The opinion towards the new regulations in Seattle were overwhelmingly negative, ranging from claims of stifling innovation to accusations of outright corruption. Empirically, it seems that most people, even outside of early adopters, have generally positive feelings about Uber and Lyft. It might be because of the horrible experiences people have had in normal cabs or because of the perception of hackney companies as entrenched monopolies but I think it’s primarily due to people’s perception of risk surrounding Uber or Lyft. As a non-user, the perception of how “risky” it is to have Uber drivers operating in your city is probably near zero. Given how small a percentage of total drivers they’ll make up and that “licensed cab drivers” typically already operate in the area, I don’t think many people feel threatened by having additional drivers potentially ferrying people around their city. Because of this, it’s been easier for people to take hold of the “sharing economy” narrative where Lyft or Uber who were empowered to make a living are suddenly shut out by corrupt, entrenched interests.

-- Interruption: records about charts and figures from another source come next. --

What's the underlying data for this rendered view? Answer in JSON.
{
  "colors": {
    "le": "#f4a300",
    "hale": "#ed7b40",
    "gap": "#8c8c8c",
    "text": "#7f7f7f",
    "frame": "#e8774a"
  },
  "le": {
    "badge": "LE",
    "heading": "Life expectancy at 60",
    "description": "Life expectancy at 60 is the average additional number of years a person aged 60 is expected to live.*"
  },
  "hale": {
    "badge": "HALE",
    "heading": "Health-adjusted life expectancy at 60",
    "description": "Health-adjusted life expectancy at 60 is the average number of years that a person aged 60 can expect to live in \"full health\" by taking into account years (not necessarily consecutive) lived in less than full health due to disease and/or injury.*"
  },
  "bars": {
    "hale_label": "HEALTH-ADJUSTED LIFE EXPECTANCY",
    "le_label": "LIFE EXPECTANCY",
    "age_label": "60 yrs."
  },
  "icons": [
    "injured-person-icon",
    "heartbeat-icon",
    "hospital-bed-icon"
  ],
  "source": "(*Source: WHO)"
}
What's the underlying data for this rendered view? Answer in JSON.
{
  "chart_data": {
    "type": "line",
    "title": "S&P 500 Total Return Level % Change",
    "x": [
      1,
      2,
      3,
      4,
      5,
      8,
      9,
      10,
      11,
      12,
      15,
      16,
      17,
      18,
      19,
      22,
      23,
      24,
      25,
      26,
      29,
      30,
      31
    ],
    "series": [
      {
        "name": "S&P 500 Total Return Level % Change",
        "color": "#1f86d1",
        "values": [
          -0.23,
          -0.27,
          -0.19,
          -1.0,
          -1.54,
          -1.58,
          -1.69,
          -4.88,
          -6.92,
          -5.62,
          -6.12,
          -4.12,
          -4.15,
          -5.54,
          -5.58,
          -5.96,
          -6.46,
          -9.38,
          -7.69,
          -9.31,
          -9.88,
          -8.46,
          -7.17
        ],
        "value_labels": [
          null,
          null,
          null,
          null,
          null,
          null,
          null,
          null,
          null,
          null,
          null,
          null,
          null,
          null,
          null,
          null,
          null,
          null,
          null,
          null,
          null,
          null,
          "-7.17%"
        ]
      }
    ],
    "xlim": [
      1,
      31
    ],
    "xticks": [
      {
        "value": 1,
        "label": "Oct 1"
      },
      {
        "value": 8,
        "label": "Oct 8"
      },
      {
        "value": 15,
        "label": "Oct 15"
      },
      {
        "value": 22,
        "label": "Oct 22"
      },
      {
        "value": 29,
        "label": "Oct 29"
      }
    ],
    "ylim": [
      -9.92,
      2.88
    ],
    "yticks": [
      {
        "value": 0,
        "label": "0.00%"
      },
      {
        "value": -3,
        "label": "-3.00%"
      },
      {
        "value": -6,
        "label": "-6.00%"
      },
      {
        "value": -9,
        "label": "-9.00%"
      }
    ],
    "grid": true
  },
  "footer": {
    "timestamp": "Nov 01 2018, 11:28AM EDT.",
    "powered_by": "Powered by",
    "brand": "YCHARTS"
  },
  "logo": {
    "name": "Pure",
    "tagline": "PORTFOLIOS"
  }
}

Contrast this with the reactions from the same people to the Airbnb story, which ranged from disgust that someone would rent out their condo to strangers through feelings that Airbnb should be held liable for the actions of an independent third party. There’s no argument that the Airbnb story is significantly more disturbing, but it isn’t the first time something like this has happened and it certainly won’t be the last. So why such a different, visceral reaction? It’s perceived risk. As a non-user, the perceived risk to having Airbnb operate in your area is undeniably significant. Take a typical condo apartment building where every occupant is either a member of a condo association or a vetted rental tenant. Introducing the possibility of short term, “random occupants” certainly sounds risky and unnerving to anyone living in the building. Anyone considering the situation immediately evaluates worst case scenarios, “what if they’re criminals?” or “drug dealers?” and so on. Compared to driving, where interactions with strangers is a given, introducing “random interactions” into a scenario where it’s unexpected seems to push people towards favoring legislation.

As a whole, the emergence of the new “sharing economy” is probably a net positive. Despite that, companies are certainly thumbing their nose at government regulation and entrenched players which is going to cause ruffled feathers along the way. To win the hearts and minds, companies will definitely need to manage the perception of how risky their services are both to users and non-users alike.